“L’infernale Quinlan”
1958: Touch of Evil di Orson Welles
Un classico dalla vita difficile, un film che ormai fa parte della storia del cinema.
“Da un materiale pulp, da lui completamente riscritto in meno di un mese, Orson Welles ha tratto un capolavoro del cinema nero, componendo un memorabile ritratto di uno sporco poliziotto, ma, a modo suo, un grand’uomo: personaggio di tragica statura shakespeariana nel contesto di una miserabile cittadina di frontiera (Tijuana, filmata a Venice, California) che l’imbecille titolo italiano stravolge. Straordinario film (bianco e nero di Russell Metty con focali corte, inquadrature insolite, piani-sequenza vertiginosi tra cui quello celeberrimo d’apertura) per stile, virtuosismo di scrittura, invenzioni e galleria di personaggi…”.
Così scrive MyMovies a proposito di questo vero e proprio gioiello.
“Welles trasformò da capo a fondo una banale storia poliziesca facendone una favola convulsa e tenebrosa, che procede a un ritmo infernale e che pone esplicitamente un problema sociale di rilievo: quello dell’abuso del potere poliziesco, porta aperta all’intolleranza e alla dittatura” ribadisce Claude Beylie
“E’ un film magico” sottolinea François Truffaut. “Un’opera di straordinaria potenza drammatica e linguistica” (TempiModerni).
E’ noto che la Universal distribuì il film (1958) con scarsa convinzione, ritenendolo un prodotto di serie B, rimontandolo e tagliandolo arbitrariamente.
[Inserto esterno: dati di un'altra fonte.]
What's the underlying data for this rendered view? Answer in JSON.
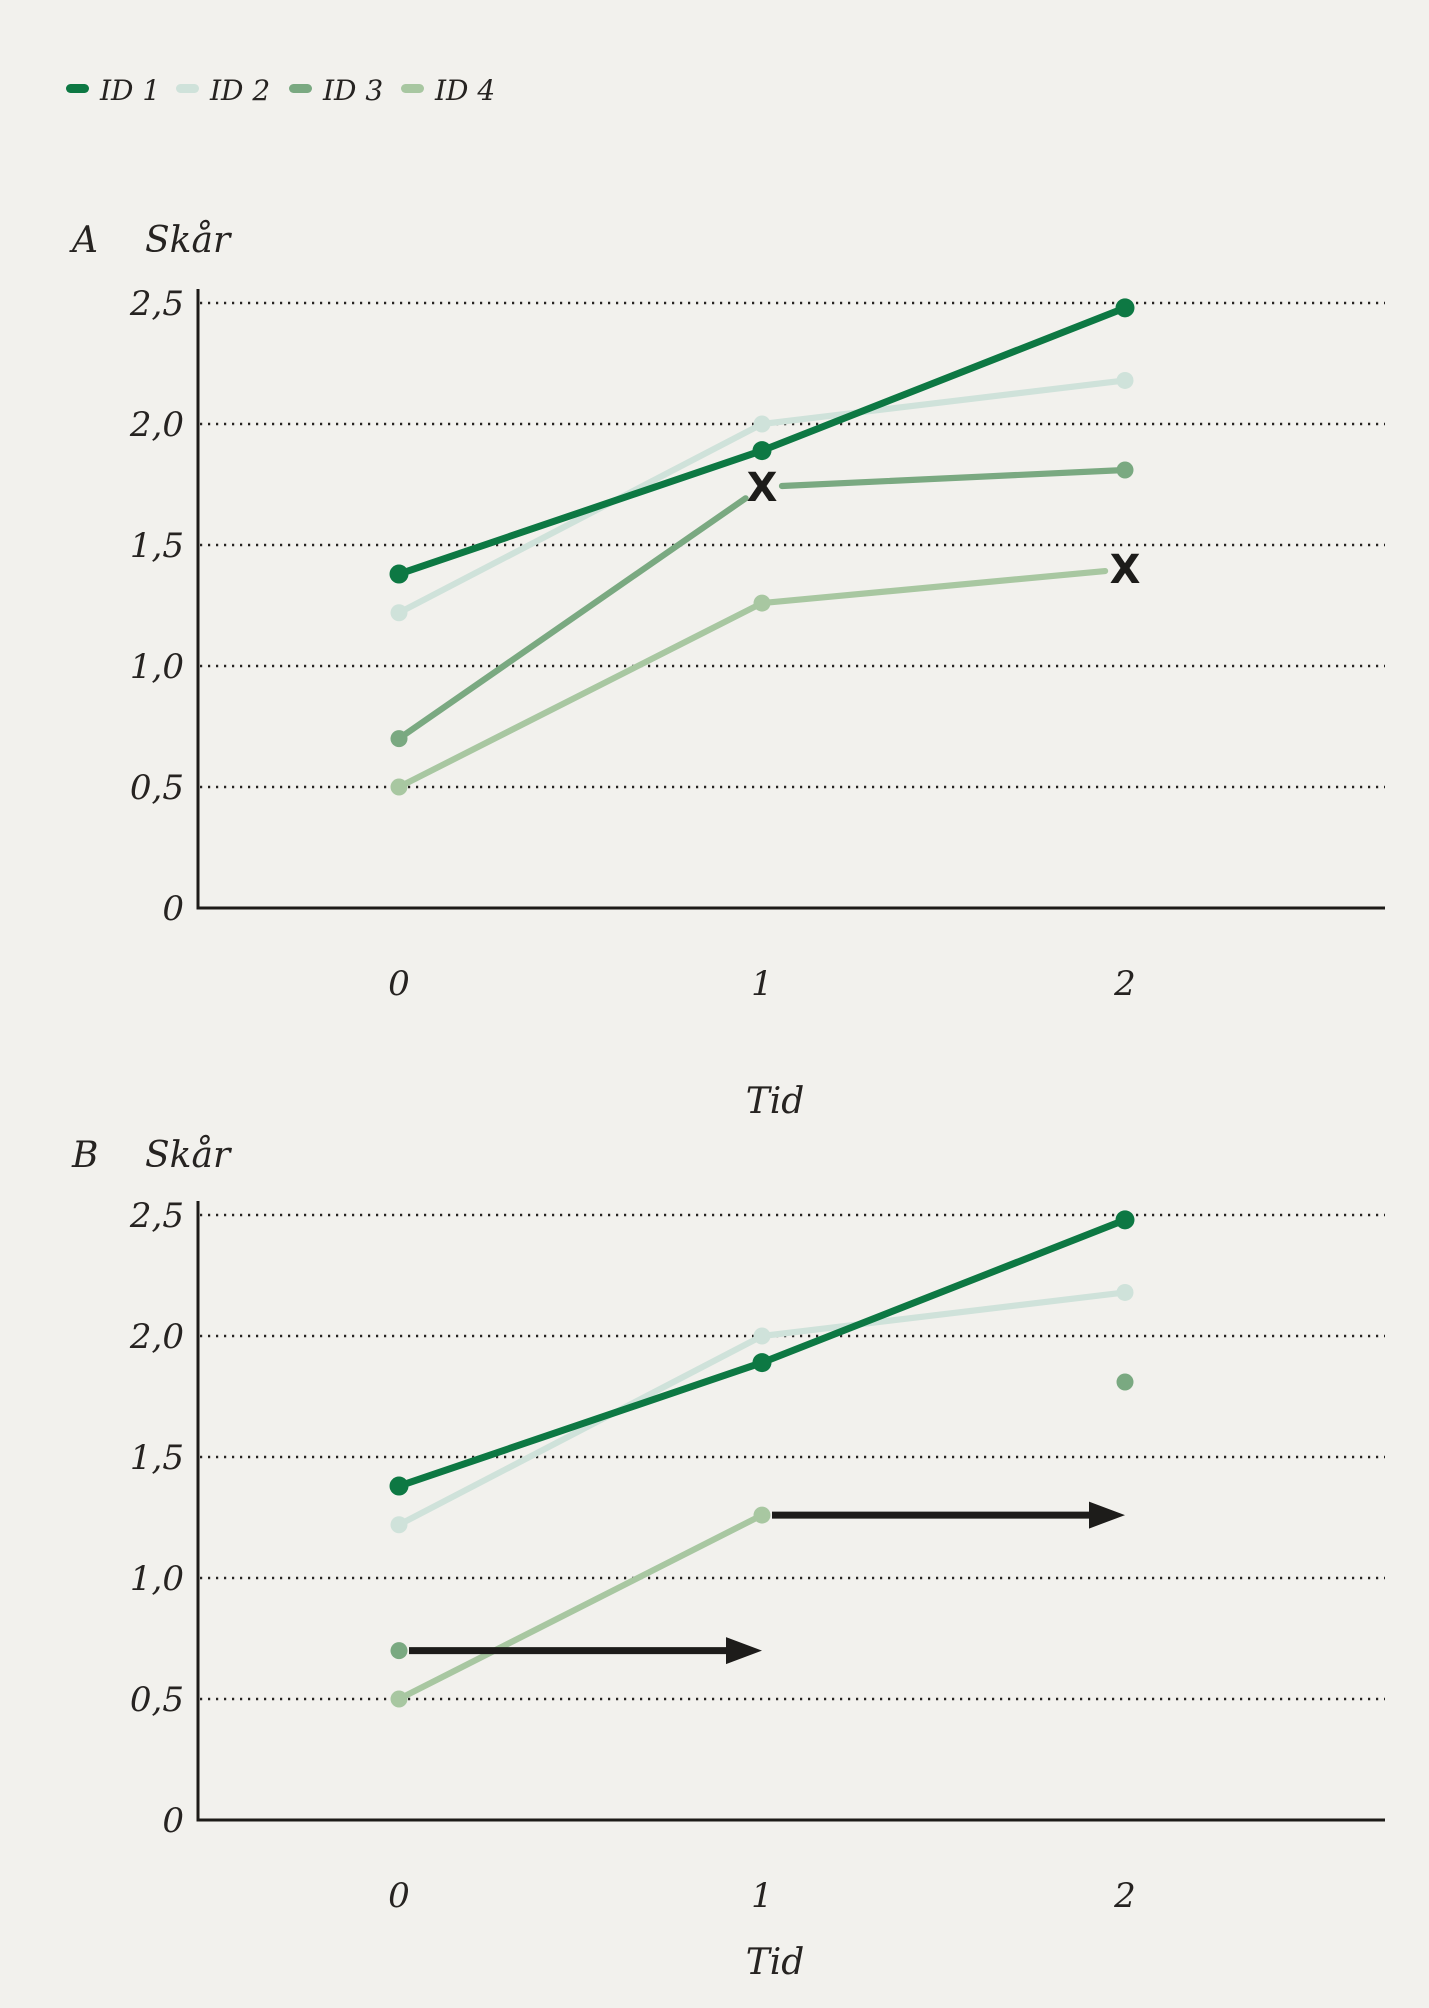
{
  "colors": {
    "background": "#f2f1ed",
    "ink": "#262321",
    "axis": "#1d1b18",
    "annotation": "#1d1c1a"
  },
  "legend": {
    "items": [
      {
        "label": "ID 1",
        "color": "#0d7843"
      },
      {
        "label": "ID 2",
        "color": "#cfe2da"
      },
      {
        "label": "ID 3",
        "color": "#7aa981"
      },
      {
        "label": "ID 4",
        "color": "#a8c7a1"
      }
    ]
  },
  "chart_data": [
    {
      "type": "line",
      "panel_label": "A",
      "ylabel": "Skår",
      "xlabel": "Tid",
      "x": [
        0,
        1,
        2
      ],
      "x_tick_labels": [
        "0",
        "1",
        "2"
      ],
      "y_ticks": [
        {
          "value": 2.5,
          "label": "2,5"
        },
        {
          "value": 2.0,
          "label": "2,0"
        },
        {
          "value": 1.5,
          "label": "1,5"
        },
        {
          "value": 1.0,
          "label": "1,0"
        },
        {
          "value": 0.5,
          "label": "0,5"
        },
        {
          "value": 0,
          "label": "0"
        }
      ],
      "ylim": [
        0,
        2.5
      ],
      "grid": "dotted-horizontal",
      "legend_position": "top-left-above-figure",
      "marker_glyph": "X",
      "series": [
        {
          "name": "ID 1",
          "color": "#0d7843",
          "values": [
            1.38,
            1.89,
            2.48
          ],
          "markers": [
            "dot",
            "dot",
            "dot"
          ]
        },
        {
          "name": "ID 2",
          "color": "#cfe2da",
          "values": [
            1.22,
            2.0,
            2.18
          ],
          "markers": [
            "dot",
            "dot",
            "dot"
          ]
        },
        {
          "name": "ID 3",
          "color": "#7aa981",
          "values": [
            0.7,
            1.74,
            1.81
          ],
          "markers": [
            "dot",
            "x",
            "dot"
          ]
        },
        {
          "name": "ID 4",
          "color": "#a8c7a1",
          "values": [
            0.5,
            1.26,
            1.4
          ],
          "markers": [
            "dot",
            "dot",
            "x"
          ]
        }
      ],
      "arrows": []
    },
    {
      "type": "line",
      "panel_label": "B",
      "ylabel": "Skår",
      "xlabel": "Tid",
      "x": [
        0,
        1,
        2
      ],
      "x_tick_labels": [
        "0",
        "1",
        "2"
      ],
      "y_ticks": [
        {
          "value": 2.5,
          "label": "2,5"
        },
        {
          "value": 2.0,
          "label": "2,0"
        },
        {
          "value": 1.5,
          "label": "1,5"
        },
        {
          "value": 1.0,
          "label": "1,0"
        },
        {
          "value": 0.5,
          "label": "0,5"
        },
        {
          "value": 0,
          "label": "0"
        }
      ],
      "ylim": [
        0,
        2.5
      ],
      "grid": "dotted-horizontal",
      "marker_glyph": "",
      "series": [
        {
          "name": "ID 1",
          "color": "#0d7843",
          "values": [
            1.38,
            1.89,
            2.48
          ],
          "markers": [
            "dot",
            "dot",
            "dot"
          ]
        },
        {
          "name": "ID 2",
          "color": "#cfe2da",
          "values": [
            1.22,
            2.0,
            2.18
          ],
          "markers": [
            "dot",
            "dot",
            "dot"
          ]
        },
        {
          "name": "ID 3",
          "color": "#7aa981",
          "values": [
            0.7,
            null,
            1.81
          ],
          "markers": [
            "dot",
            null,
            "dot"
          ]
        },
        {
          "name": "ID 4",
          "color": "#a8c7a1",
          "values": [
            0.5,
            1.26,
            null
          ],
          "markers": [
            "dot",
            "dot",
            null
          ]
        }
      ],
      "arrows": [
        {
          "y": 0.7,
          "from": 0,
          "to": 1
        },
        {
          "y": 1.26,
          "from": 1,
          "to": 2
        }
      ]
    }
  ]
}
Nel 1998 è stato fortunatamente restaurato e riportato all’originale voluto da Welles: straordinario successo negli Usa (e la rivista americana “Premiere” ha scritto che Touch of evil è il miglior film distribuito in quell’anno!).
All’uscita in Italia nel 99, “Repubblica” affermava:
“…questa nuova versione ricostruita di L’infernale Quinlan, o meglio, Touch of Evil, bisogna correre a vederla subito. Per ricordarsi cosa un grande regista può fare del cinema di genere, per ammirare come da materiali banali (in questo caso il romanzo “Badge of Evil” di With Masterson) possa uscire un capolavoro, per godere di un noir che continua a funzionare in maniera sorprendente” .
p.s.
Nel 1993 è stato scelto per la preservazione nel National Film Registry della Biblioteca del Congresso degli Stati Uniti.





Quando la parola capolavoro non basta…
Commento di alessandra | dicembre 28, 2009
Sono d’accordissimo!
Commento di piervittorio | dicembre 29, 2009
Un elogio particolare alla bellissima fotografia in bianco e nero. Ma tutto funziona perfettamente in questo film che Hollywood a suo tempo non comprese. Da vedere e rivedere.
Commento di pina | dicembre 29, 2009
Raramente film fu più feroce e cattivo, raramente film è più indimenticabile di questo. Attori prestigiosi tutti al servizio del genio di Welles. Da sottolineare che nella classifica dei mille migliori film di tutti i tempi (basata sulle preferenze di 1.825 critici e addetti al settore e sulle liste compilate da oltre 900 riviste specializzate) “L’infernale Quinlan” è al ventunesimo posto…
Commento di giulinofox | dicembre 30, 2009
L’iniziale piano-sequenza (più di quattro minuti…) è giustamente famoso e celebrato (viene citato in “I Protagonisti” da Robert Altman), ma ogni sequenza di questo capolavoro andrebbe analizzata e studiata…
Commento di dubius | dicembre 31, 2009
Un film sconvolgente questo di Orson Welles (il suo ultimo lavoro americano), un capolavoro assoluto amato da cinefili e non, studiato in tutte le scuole di cinema.